I insure interns are empowered and involved in every aspect of events management and promotions, media relations, client presentations and social media. I never expect them to pay-to-play: I reimburse all and any expenses incurred, transportation and they are given all sorts of perks and samples as well as getting paid AND having access to my contacts, my templates and marketing collateral, and my brain! How much is that all worth? They are treated with respect and their hours are scheduled to accommodate classes or other part-time work to the detriment of my own needs. So….who’s the bad guy here? If interns do not step up and ask questions, offer their own input and opinions, use their initiative to contribute why are WE the bad guys? Sure there are lots of jerks out there who do take advantage of unpaid interns but it’s up to those interns to report the “abuse” to their colleges, or simply walk away. You are not indentured to these “mentors”, nor are you forcibly confined. Quit being such cry babies!! Get out there and create your own opportunities – you interview the companies or individuals offering prospective internships, not the other way around. This is your career, your education, your life so take responsibility.
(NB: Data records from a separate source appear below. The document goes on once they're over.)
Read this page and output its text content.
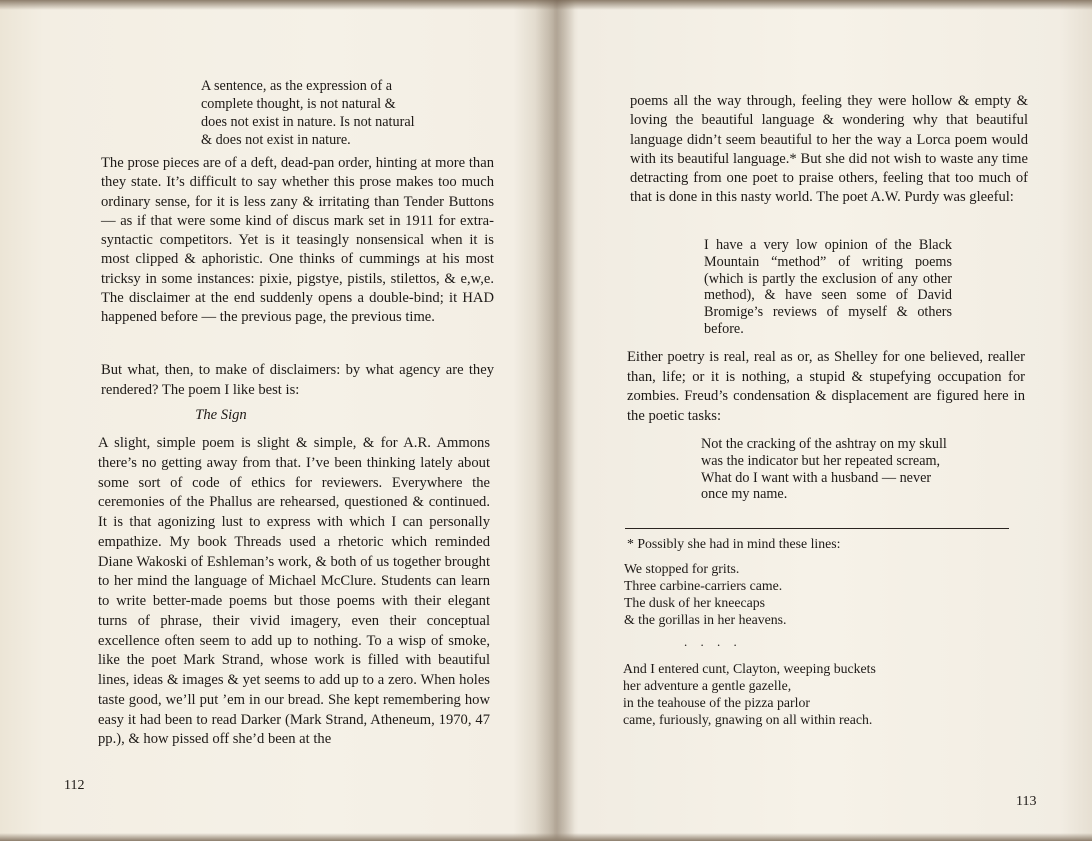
A sentence, as the expression of a complete thought, is not natural & does not exist in nature. Is not natural & does not exist in nature.
The prose pieces are of a deft, dead-pan order, hinting at more than they state. It’s difficult to say whether this prose makes too much ordinary sense, for it is less zany & irritating than Tender Buttons — as if that were some kind of discus mark set in 1911 for extra-syntactic competitors. Yet is it teasingly nonsensical when it is most clipped & aphoristic. One thinks of cummings at his most tricksy in some instances: pixie, pigstye, pistils, stilettos, & e,w,e. The disclaimer at the end suddenly opens a double-bind; it HAD happened before — the previous page, the previous time.
But what, then, to make of disclaimers: by what agency are they rendered? The poem I like best is:
The Sign
A slight, simple poem is slight & simple, & for A.R. Ammons there’s no getting away from that. I’ve been thinking lately about some sort of code of ethics for reviewers. Everywhere the ceremonies of the Phallus are rehearsed, questioned & continued. It is that agonizing lust to express with which I can personally empathize. My book Threads used a rhetoric which reminded Diane Wakoski of Eshleman’s work, & both of us together brought to her mind the language of Michael McClure. Students can learn to write better-made poems but those poems with their elegant turns of phrase, their vivid imagery, even their conceptual excellence often seem to add up to nothing. To a wisp of smoke, like the poet Mark Strand, whose work is filled with beautiful lines, ideas & images & yet seems to add up to a zero. When holes taste good, we’ll put ’em in our bread. She kept remembering how easy it had been to read Darker (Mark Strand, Atheneum, 1970, 47 pp.), & how pissed off she’d been at the
112
poems all the way through, feeling they were hollow & empty & loving the beautiful language & wondering why that beautiful language didn’t seem beautiful to her the way a Lorca poem would with its beautiful language.* But she did not wish to waste any time detracting from one poet to praise others, feeling that too much of that is done in this nasty world. The poet A.W. Purdy was gleeful:
I have a very low opinion of the Black Mountain “method” of writing poems (which is partly the exclusion of any other method), & have seen some of David Bromige’s reviews of myself & others before.
Either poetry is real, real as or, as Shelley for one believed, realler than, life; or it is nothing, a stupid & stupefying occupation for zombies. Freud’s condensation & displacement are figured here in the poetic tasks:
Not the cracking of the ashtray on my skull was the indicator but her repeated scream, What do I want with a husband — never once my name.
* Possibly she had in mind these lines:
We stopped for grits.
Three carbine-carriers came.
The dusk of her kneecaps
& the gorillas in her heavens.
. . . .
And I entered cunt, Clayton, weeping buckets
her adventure a gentle gazelle,
in the teahouse of the pizza parlor
came, furiously, gnawing on all within reach.
113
interns  Tough love? You betcha…but I’m fed up with continually investing time and energy in young people who do not respect or appreciate the amount of time being given them and knowledge imparted.  Stop wasting MY time.

I’d love to hear from other professionals and business owners who have gone thru the internship process – how do you mentor and help the neophytes? How have you benefited from intern assistance? What are your horror stories? And I’d love to hear from interns, too – what has been your experience and how did you survive inequitable situations or enjoy a fruitful and empowering relationship?